Sharing a data lake using Lake Formation fine-grained access control - Amazon Lake Formation
Services or capabilities described in Amazon Web Services documentation might vary by Region. To see the differences applicable to the China Regions, see Getting Started with Amazon Web Services in China (PDF).

Sharing a data lake using Lake Formation fine-grained access control

This tutorial provides step-by-step instructions on how you can quickly and easily share datasets using Lake Formation when managing multiple Amazon Web Services accounts with Amazon Organizations. You define granular permissions to control access to sensitive data.

The following procedures also show how a data lake administrator of Account A can provide fine-grained access for Account B, and how a user in Account B, acting as a data steward, can grant fine-grained access to the shared table for other users in their account. Data stewards within each account can independently delegate access to their own users, giving each team or lines of business (LOB) autonomy.

The use case assumes you are using Amazon Organizations to manage your Amazon Web Services accounts. The user of Account A in one organizational unit (OU1) grants access to users of Account B in OU2. You can use the same approach when not using Organizations, such as when you only have a few accounts. The following diagram illustrates the fine-grained access control of datasets in a data lake. The data lake is available in the Account A. The data lake administrator of Account A provides fine-grained access for Account B. The diagram also shows that a user of Account B provides column-level access of the Account A data lake table to another user in Account B.

Amazon Organization structure with two OUs, showing data lake access and user permissions across accounts.

Intended audience

This tutorial is intended for data stewards, data engineers, and data analysts. The following table lists the roles that are used in this tutorial:

Role Description
IAM administrator User who has the Amazon managed policy: AdministratorAccess.
Data lake administrator

User who has the Amazon managed policy: AWSLakeFormationDataAdmin attached to the role.

Data analyst User who has the Amazon managed policy: AmazonAthenaFullAccess attached.

Prerequisites

Before you start this tutorial, you must have an Amazon Web Services account that you can use to sign in as an administrative user with correct permissions. For more information, see Complete initial Amazon configuration tasks.

The tutorial assumes that you are familiar with IAM. For information about IAM, see the IAM User Guide.
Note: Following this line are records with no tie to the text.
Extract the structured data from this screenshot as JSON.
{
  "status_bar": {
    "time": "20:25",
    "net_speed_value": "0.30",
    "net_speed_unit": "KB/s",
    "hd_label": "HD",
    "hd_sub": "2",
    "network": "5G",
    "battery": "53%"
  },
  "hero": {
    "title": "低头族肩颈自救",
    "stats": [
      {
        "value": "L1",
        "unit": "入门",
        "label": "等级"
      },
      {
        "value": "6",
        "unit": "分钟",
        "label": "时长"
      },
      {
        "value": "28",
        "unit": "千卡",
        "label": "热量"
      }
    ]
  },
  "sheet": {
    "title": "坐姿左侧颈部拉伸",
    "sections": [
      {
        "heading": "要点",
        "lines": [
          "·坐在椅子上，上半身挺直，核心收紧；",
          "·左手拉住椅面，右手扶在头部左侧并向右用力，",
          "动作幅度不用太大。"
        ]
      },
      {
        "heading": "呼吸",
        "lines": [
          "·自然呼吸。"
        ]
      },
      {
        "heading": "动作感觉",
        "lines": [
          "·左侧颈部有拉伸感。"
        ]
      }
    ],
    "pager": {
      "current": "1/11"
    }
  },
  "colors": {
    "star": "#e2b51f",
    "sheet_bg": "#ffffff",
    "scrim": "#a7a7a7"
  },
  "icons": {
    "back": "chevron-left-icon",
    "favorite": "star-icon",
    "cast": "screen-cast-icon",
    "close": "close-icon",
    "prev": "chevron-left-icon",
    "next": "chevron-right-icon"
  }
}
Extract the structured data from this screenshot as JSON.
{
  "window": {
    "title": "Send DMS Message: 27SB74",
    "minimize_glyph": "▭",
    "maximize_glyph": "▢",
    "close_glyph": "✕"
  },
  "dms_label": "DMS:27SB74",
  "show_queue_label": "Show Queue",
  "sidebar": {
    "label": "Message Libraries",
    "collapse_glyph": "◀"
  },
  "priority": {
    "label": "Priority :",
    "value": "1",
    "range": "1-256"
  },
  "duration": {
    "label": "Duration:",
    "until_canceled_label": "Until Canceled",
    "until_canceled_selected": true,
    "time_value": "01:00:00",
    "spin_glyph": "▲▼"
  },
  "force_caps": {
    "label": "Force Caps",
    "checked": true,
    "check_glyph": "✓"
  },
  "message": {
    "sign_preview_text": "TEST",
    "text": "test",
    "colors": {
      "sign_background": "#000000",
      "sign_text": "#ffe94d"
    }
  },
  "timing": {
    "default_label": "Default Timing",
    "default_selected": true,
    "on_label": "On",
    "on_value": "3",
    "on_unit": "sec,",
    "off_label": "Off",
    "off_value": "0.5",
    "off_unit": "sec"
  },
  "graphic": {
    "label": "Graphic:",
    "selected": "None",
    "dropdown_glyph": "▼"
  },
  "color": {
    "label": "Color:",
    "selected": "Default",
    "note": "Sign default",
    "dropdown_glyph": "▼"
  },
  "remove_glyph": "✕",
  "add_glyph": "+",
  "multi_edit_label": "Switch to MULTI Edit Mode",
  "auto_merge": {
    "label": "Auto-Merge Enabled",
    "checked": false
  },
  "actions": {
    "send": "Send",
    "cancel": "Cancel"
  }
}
You need the following resources for this tutorial:
  • Two organizational units:

    • OU1 – Contains Account A

    • OU2 – Contains Account B

  • An Amazon S3 data lake location (bucket) in Account A.

  • A data lake administrator user in Account A. You can create a data lake administrator using the Lake Formation console (https://console.amazonaws.cn/lakeformation/) or the PutDataLakeSettings operation of the Lake Formation API.

  • Lake Formation configured in Account A, and the Amazon S3 data lake location registered with Lake Formation in Account A.

  • Two users in Account B with the following IAM managed policies:

    • testuser1 – has the Amazon managed policies AWSLakeFormationDataAdmin attached.

    • testuser2 – Has the Amazon managed policy AmazonAthenaFullAccess attached.

  • A database testdb in the Lake Formation database for Account B.

Step 1: Provide fine-grained access to another account

Learn how a data lake administrator of Account A provides fine-grained access for Account B.

Grant fine-grained access to another account
  1. Sign into Amazon Web Services Management Console at https://console.amazonaws.cn/connect/ in Account A as a data lake administrator.

  2. Open the Lake Formation console (https://console.amazonaws.cn/lakeformation/), and choose Get started.

  3. in the navigation pane, choose Databases.

  4. Choose Create database.

  5. In the Database details section, select Database.

  6. For Name, enter a name (for this tutorial, we use sampledb01).

  7. Make sure that Use only IAM access control for new tables in this database is not selected. Leaving this unselected allows us to control access from Lake Formation.

  8. Choose Create database.

  9. On the Databases page, choose your database sampledb01.

  10. On the Actions menu, choose Grant.

  11. In the Grant permissions section, select External account.

  12. For Amazon Web Services account ID or Amazon organization ID, enter the account ID for Account B in OU2.

  13. For Table, choose the table you want Account B to have access to (for this post, we use table acc_a_area). Optionally, you can grant access to columns within the table, which we do in this post.

  14. For Include columns¸ choose the columns you want Account B to have access to (for this post, we grant permissions to type, name, and identifiers).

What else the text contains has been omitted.